Today’s fresh water can be contaminated tomorrow. If there is a realtime testing kit, this can fasten mitigation measures and indifferent authorities are forced to take action. In a Huffington Post blog by Amitangshu Acharya, working on issues of water quality, writes that these portable water quality kits can be tools in the hands of citizens and consumers to generate data and build accountability.
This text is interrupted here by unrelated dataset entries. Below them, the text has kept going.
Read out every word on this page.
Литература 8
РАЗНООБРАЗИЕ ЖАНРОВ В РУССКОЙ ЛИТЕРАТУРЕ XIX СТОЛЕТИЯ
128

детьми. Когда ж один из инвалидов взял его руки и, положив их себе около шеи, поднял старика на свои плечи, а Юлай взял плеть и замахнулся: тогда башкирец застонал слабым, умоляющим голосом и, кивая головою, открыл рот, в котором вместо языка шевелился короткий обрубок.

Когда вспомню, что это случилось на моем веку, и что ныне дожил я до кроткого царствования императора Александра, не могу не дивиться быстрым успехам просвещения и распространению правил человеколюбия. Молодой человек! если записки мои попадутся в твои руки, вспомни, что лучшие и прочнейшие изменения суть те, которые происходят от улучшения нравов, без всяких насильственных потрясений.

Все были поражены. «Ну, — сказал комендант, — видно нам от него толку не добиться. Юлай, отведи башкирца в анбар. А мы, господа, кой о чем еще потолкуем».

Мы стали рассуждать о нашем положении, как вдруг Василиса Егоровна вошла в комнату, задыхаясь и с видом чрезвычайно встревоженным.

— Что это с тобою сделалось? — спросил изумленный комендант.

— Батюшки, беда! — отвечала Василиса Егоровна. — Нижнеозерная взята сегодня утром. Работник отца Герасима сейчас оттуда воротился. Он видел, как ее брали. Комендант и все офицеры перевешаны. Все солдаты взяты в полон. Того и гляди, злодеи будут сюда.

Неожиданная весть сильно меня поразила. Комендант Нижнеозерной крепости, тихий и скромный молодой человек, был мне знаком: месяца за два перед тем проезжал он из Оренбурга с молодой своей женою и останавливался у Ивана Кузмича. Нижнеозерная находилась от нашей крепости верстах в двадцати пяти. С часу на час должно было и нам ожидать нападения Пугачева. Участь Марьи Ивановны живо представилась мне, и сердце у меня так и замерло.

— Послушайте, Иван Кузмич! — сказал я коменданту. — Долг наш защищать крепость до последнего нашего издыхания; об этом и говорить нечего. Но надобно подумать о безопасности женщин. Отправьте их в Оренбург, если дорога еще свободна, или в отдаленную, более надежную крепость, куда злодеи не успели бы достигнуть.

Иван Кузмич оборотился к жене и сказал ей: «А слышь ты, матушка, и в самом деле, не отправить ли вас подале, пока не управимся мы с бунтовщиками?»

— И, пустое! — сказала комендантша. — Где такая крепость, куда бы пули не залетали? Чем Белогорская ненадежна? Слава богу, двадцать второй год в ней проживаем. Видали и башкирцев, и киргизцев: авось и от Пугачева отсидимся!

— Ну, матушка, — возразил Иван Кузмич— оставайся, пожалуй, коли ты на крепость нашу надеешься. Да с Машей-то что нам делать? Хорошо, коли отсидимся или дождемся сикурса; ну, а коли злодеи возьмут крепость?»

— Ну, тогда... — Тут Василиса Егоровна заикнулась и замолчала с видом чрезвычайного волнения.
So what is this Caddisfly-They are flies that inhabit clean water and hence an indicator of water health. Named after these flies, Caddisfly is also an Open Source Project to develop a low cost water testing kit and they have come up with this intriguing test tube that can be attached to the a smart phone to instantly generate and share water quality data, provided there is good net connectivity. Test results from various locations is shared online enabling communities to evolve locally relevant and sustainable systems for better drinking water. The kit aims to help detect five major contaminants of water-Fluoride, Nitrate, Arsenic, E.Coli and Iron. Data from the instant test shared online is open and can be downloaded. Technically, Caddisfly is a colorimeter with red, green and blue LEDs flash including a photodiode that measures the intensity of the the light as it passes through sample mixed with reagent.
The kit in its development phase has been tested by Fluoride Knowledge Action Network along with the developers on field like in Jhabua district of Madhya Pradesh, India. As of now, a fully functional prototype for the fluoride test has been lab and field tested.
Being a product in development, there are challenges, some of which have been captured in the Caddisfly blog by developer Samuel Rajkumar who cautions that there are chances that future users will run into trouble trying to get data off Caddisfly and onto phones especially if a wifi or bluetooth is used, which they tried to eliminate by using a smart phone camera, which are highly colour sentive. . This would undermined real time data aggregation. Calibrating may be required for each device individually rather than one calibration for all devices. There are some models on which Caddisfly refuses to work and individual tweaking may be required.
The kit has been developed by a collective of artists, designers and technologists, and was intially developed by Ternup and then partnered with Akvo, who helps people use data, to transform international development.